Rituals Grow and Change
Category: Uncategorized
Rev. Lilli Nye reflects on rituals:
“They give us the opportunity, a series of anniversaries, to celebrate what we love, to recognize what has changed, what has been lost or gained, and what is timeless. If we let them, they can help us to touch the transcendent and to enter the healing presence of the sacred.”
(From Nye’s sermon, “Seasons, Symbols, and Ceremony: Why We Need Ritual in Our Lives”)
Rituals can be a way of acknowledging our history, and creating continuity with it. When we do something we have done many times before, we remember the ways in which it has been similar or different in the past.
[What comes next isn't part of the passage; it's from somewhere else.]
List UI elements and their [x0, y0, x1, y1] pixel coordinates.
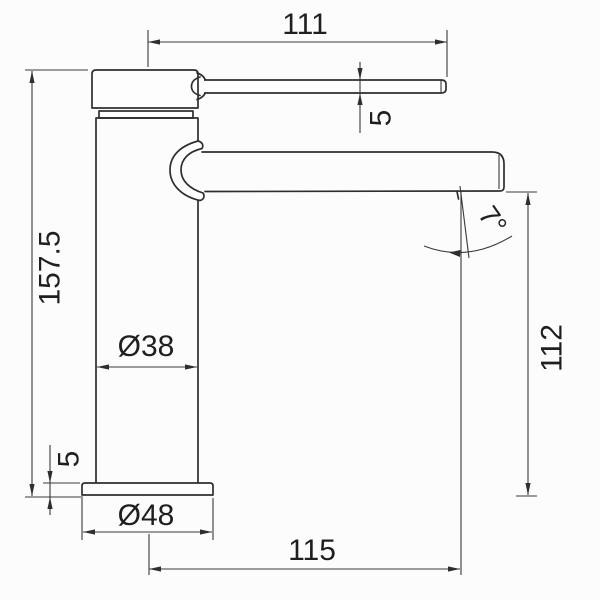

We need moments where we can feel connection with our past and reflect on it.
Connecting with and reflecting on the past can be difficult when our lives go through significant changes. For instance, if you move to a new place, you may find it hard to maintain past rituals. Suddenly, the rhythms of life are different. Maybe you no longer talk a nice long walk to work in the morning. Maybe in this new place you ride the subway or you drive. Or maybe instead of meeting up with your best friend for a drink on Tuesday nights, you have to telephone her at odd times.
When I grew up in Baltimore, I was used to a slow, drawn-out spring full of tulips and breezy days. In Boston, spring comes and goes in a few weeks, and then the hot summer is quick on its heels. I still haven’t fully gotten used to this change, and when I get a whiff of real spring weather, I feel a connection to childhood.
Nye writes about the seasons:
“So entrained to the seasons are my body, mind, and imagination, so visceral is my expectation that the seasons will recur in regular succession, turning in their eternal wheel, that when that cycle begins to melt and morph into an unrecognizable blob, my own being feels strange and wobbly.”
It is a fact of life that in order to move forward, we have to accept some adjustment to our rituals. We will make changes throughout our lives such as moving to new places, taking new jobs or starting new relationships. And these changes will impact our rituals.
I believe the challenge for us is to maintain rituals in our lives, but also to adjust them under new circumstances, and to create new rituals when needed. As Nye notes, when the rituals we expect are not there, we ‘feel strange and wobbly.’
Flexible rituals can provide us with stability even in times of change. Rituals should be like trees that grow, produce flowers, bend towards the sun, shed their leaves. Rituals should both be recognizable over time and adapt to the world around them.
I look to my congregation to help me develop rituals. On my own time, I like to schedule every day a little differently. But the schedule of the congregation is fixed. Every Sunday morning, we will worship together. Whether I am having a great weekend or a horrible weekend, a great year or a difficult year–Sunday morning worship will still be there. The topics of worship, the format of worship, and even the person who leads worship changes. But the tradition of Sunday worship persists. When I go, I am reminded of all the happiness and sadness I have experienced in the meeting house, all the moments I had amazing realizations, and all the times I dragged myself in even though I didn’t really feel like going.
I have heard of congregations whose buildings have been destroyed by natural disaster, yet they are worshipping on the roadside or in another building on the very next weekend. People love the continuity of being part of a church—the sense that the church will be there for you in all the changes of life.
Let me leave you with one more example of how rituals can adapt in healthy ways over time. Rev. Rob Hardies reflects in his sermon, “Making a Difference,” about how the ritual of performing weddings at All Souls in Washington D.C. has changed over time:
“All Souls was one of the only churches in the area that would marry an interracial couple; now — decades later — it’s one of the few that will marry a gay couple. Time and again, this church has used its sacraments to bear witness to a love far beyond the wildest imaginings of other churches. Times change, but some things remain the same.”